The specialists presented their experience in research and practical application of bioremediation technologies to restore Arctic nature. The effectiveness of biological methods in a comprehensive approach to the cleanup of contaminated areas was highlighted.
“Biological cleaning methods are most effective in the Arctic due to the increasingly intensive development of the region, including the growth of hydrocarbon production, cargo traffic and the size of the population. They can be used not only during the elimination of the consequences of emergencies but also for prevention and early detection of vulnerable areas,” said Mikhail Makarov, Doctor of Biological Sciences and Acting Director of the Murmansk Marine Biological Institute of the Russian Academy of Sciences.

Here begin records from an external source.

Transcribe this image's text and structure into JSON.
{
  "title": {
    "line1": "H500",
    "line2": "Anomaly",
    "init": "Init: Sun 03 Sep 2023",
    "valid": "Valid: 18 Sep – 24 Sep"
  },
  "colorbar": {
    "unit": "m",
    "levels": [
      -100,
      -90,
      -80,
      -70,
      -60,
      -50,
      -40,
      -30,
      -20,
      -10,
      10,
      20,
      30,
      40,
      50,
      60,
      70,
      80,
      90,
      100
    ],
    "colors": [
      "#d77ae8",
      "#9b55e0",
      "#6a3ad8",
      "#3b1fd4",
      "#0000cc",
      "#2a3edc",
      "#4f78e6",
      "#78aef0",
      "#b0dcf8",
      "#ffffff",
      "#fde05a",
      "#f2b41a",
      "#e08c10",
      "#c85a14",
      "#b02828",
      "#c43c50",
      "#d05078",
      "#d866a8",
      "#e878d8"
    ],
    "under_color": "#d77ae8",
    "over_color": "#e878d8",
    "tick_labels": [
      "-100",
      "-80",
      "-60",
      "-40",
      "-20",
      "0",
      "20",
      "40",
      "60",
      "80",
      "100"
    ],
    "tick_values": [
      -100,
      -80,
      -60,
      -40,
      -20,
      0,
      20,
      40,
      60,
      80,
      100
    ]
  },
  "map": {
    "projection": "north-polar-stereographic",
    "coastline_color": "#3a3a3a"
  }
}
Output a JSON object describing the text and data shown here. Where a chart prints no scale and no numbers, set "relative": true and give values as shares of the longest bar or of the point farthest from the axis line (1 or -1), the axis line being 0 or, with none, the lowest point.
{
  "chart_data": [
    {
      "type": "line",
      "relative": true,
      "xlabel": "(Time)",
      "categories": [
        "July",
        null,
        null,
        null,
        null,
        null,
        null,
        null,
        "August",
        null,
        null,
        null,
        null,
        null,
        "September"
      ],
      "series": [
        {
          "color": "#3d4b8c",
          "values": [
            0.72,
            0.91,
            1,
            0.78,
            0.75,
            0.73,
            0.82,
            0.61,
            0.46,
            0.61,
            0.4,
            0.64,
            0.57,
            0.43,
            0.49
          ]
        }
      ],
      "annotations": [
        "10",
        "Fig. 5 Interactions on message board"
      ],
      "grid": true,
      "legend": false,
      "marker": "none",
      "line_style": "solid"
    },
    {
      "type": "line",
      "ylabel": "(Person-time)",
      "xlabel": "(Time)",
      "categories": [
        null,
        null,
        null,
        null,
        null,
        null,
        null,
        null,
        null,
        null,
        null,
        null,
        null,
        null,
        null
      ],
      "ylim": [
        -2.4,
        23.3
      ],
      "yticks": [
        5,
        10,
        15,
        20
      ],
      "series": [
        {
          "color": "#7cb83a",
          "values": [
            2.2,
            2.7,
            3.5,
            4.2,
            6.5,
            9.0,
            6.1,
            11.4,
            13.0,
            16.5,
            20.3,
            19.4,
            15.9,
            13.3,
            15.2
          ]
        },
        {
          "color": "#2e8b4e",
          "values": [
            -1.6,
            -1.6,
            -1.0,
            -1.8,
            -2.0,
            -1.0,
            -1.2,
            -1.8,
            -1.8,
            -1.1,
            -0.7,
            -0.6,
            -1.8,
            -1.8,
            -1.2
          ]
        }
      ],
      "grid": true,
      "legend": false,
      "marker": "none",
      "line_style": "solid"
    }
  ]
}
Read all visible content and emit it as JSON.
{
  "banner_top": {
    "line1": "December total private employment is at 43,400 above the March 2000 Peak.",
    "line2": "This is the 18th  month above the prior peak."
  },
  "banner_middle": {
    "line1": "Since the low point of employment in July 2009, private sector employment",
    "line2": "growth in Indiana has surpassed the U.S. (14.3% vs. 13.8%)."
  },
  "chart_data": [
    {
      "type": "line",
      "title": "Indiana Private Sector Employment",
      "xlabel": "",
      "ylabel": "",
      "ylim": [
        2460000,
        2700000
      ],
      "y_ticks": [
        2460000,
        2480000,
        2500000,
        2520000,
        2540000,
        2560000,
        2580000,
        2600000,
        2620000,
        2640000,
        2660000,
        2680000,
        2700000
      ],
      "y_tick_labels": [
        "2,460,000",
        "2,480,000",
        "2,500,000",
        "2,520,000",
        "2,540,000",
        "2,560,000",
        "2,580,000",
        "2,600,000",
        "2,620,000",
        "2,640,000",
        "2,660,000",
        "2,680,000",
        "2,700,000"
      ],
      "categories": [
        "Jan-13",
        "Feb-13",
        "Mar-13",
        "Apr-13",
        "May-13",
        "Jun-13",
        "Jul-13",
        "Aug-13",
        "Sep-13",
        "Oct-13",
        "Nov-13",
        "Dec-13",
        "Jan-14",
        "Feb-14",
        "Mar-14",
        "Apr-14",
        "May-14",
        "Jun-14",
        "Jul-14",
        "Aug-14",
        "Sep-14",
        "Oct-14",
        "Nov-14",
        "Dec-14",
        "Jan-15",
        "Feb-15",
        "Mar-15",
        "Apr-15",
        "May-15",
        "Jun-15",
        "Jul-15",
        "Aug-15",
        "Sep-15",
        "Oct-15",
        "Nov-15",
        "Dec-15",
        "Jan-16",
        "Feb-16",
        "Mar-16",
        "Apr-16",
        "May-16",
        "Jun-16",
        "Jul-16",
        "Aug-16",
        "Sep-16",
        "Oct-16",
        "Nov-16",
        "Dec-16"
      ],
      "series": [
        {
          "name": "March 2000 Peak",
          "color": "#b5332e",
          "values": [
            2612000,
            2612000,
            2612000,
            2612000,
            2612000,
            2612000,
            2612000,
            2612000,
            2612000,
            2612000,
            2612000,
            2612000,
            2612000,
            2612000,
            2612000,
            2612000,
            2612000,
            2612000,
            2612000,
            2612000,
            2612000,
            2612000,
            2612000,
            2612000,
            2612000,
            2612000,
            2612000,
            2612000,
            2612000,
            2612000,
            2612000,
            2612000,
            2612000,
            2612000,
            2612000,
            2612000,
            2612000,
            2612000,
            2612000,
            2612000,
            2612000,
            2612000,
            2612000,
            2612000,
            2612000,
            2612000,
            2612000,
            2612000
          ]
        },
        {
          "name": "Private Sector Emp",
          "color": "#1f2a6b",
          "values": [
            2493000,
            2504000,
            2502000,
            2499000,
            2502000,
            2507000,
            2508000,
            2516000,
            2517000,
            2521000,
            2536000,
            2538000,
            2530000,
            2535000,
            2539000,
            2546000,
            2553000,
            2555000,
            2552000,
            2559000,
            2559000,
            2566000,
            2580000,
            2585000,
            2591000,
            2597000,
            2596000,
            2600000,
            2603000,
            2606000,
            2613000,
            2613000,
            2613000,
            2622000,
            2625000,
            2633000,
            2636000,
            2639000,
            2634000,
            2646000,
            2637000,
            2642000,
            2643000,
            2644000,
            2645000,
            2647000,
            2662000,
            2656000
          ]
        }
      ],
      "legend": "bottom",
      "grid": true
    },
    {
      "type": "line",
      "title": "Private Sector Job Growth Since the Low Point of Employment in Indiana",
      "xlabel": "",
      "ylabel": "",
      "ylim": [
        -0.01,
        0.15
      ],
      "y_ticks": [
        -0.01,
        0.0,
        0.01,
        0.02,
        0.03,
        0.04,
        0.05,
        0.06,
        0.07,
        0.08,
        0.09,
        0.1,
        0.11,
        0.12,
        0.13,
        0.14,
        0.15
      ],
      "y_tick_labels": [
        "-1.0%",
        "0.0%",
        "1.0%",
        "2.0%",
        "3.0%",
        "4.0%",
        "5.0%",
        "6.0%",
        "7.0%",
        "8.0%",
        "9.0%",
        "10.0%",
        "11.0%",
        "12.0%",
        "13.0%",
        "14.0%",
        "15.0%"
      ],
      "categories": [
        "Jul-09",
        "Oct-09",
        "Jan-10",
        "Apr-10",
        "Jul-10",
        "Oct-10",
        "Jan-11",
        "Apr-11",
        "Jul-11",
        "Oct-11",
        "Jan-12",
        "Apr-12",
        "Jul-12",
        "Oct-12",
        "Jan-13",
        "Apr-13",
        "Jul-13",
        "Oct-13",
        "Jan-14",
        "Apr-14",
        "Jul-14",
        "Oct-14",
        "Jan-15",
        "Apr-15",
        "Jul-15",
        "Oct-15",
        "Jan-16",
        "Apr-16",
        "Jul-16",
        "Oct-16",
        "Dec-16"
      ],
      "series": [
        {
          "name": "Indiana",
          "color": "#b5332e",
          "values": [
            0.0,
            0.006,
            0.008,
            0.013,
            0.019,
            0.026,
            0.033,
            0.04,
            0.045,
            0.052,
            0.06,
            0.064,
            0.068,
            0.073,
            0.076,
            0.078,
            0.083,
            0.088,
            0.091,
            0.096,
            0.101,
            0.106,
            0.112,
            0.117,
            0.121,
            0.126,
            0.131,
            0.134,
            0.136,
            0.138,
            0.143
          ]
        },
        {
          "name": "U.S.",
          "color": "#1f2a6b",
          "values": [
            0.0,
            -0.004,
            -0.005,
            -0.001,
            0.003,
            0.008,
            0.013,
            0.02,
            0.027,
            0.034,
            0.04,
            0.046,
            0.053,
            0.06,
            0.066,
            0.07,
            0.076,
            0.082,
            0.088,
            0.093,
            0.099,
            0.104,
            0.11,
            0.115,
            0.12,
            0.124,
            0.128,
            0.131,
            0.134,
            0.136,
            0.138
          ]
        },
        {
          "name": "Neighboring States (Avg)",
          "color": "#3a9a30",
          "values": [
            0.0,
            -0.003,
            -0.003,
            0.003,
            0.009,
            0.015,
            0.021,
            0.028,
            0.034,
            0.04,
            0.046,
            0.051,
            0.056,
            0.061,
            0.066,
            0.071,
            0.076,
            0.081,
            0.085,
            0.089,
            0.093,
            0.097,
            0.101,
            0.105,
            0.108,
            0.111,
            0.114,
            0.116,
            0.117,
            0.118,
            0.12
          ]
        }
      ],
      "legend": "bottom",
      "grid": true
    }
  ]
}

The prospects of international scientific cooperation were also discussed at the conference. In particular, a joint project of scientists from Murmansk, Norway, and Finland to create innovative biotechnology for the comprehensive restoration of oil-polluted Arctic coastlines as part of the “Kolarctic” cross-border cooperation program was discussed.
“We see great potential in studying the influence of microorganisms on the decomposition of petroleum products. Such methods are especially effective in the phase after mechanical cleaning of a contaminated area or when other methods are not feasible,” said Kirsten Jorgensen, an expert from the Finnish Environmental Institute.
The results of the practical application of bioremediation methods were presented. Graeme Spiers, Professor Emeritus of Environmental Geology at Laurentian University (Ontario, Canada), reported on soil remediation and afforestation of former industrial and mining sites in Canada.
Conference participants noted that bioremediation projects play a significant role in improving environmental safety in the Arctic. The importance of scaling up methods in a way that is safe and technologically sound was particularly highlighted.